We also know that of the $81 billion in foreign aid pledged by donors over the last decade, as much as $27.6 billion never made it to its destination.

This year, the aid community has a chance to redouble our efforts to bring everyone, everywhere safe water and improved sanitation by 2030.

We are in the final stage of consultation before the UN sets its new Sustainable Development Goals for post-2015, when the existing Millennium Development Goals run out. Technically, globally, we’ve reached the goal to halve the number of people without water but there are dramatic inequalities between regions within this achievement. And we’re sadly, woefully behind on sanitation. Nearly 1 billion people in this world still defecate in the open. 

We have another chance to make water, sanitation and hygiene a central focus – and to help the rest of the world reap the benefits to health, education, productivity, quality of life and dignity that these services bring to those of us in the developed world every day.

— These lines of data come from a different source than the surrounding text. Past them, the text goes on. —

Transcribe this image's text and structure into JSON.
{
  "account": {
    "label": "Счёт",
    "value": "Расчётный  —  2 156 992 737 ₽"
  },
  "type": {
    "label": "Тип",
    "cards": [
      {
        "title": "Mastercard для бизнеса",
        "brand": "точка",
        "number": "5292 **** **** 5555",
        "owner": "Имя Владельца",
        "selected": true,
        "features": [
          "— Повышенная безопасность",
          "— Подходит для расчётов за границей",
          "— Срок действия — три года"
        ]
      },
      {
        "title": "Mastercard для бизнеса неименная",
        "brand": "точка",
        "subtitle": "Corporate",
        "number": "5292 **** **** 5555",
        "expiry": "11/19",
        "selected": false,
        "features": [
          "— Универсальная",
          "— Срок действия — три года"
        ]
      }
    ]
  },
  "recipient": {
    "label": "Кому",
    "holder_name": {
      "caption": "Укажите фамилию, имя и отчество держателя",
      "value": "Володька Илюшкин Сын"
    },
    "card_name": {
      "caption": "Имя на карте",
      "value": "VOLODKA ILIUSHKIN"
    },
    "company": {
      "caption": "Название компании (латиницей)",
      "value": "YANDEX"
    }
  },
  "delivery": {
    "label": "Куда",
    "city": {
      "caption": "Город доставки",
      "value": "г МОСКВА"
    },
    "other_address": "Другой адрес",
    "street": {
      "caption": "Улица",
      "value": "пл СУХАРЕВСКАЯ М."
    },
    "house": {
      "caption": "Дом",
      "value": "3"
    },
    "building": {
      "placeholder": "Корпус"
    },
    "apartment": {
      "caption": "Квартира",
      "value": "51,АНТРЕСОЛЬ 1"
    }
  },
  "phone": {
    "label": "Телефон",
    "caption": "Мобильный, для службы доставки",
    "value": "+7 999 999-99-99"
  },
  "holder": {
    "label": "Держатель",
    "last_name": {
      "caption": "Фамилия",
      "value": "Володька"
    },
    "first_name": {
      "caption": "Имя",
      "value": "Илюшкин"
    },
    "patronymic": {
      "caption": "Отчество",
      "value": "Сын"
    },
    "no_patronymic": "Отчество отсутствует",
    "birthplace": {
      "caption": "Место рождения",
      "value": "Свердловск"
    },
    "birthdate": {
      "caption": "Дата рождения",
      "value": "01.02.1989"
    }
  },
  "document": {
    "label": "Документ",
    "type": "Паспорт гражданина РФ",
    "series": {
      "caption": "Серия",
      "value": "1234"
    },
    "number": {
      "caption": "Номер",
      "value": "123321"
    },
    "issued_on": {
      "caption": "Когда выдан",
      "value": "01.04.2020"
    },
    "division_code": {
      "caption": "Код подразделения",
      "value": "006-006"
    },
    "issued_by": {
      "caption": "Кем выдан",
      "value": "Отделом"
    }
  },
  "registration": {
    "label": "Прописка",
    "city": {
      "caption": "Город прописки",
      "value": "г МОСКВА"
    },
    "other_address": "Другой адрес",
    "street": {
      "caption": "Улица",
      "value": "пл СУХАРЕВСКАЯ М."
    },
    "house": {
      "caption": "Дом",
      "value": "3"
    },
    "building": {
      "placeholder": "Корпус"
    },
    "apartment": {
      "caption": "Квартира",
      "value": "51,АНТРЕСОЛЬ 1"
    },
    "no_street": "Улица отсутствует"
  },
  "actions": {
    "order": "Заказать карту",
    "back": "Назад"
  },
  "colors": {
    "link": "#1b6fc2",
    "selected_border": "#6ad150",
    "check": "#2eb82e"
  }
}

Next month WaterAid will join the World Bank, the UN, other NGOs and government ministers from around the globe in Washington, D.C. ahead of the World Bank Spring Meetings, at the Sanitation and Water for All High-Level Meeting, to press for stronger commitments to water and sanitation funding from all sides.

Leaders must address these shortfalls honestly and transparently, and commit to doing more, and doing it better. Otherwise we are failing billions of people around the world who cannot lift themselves out of extreme poverty without these services.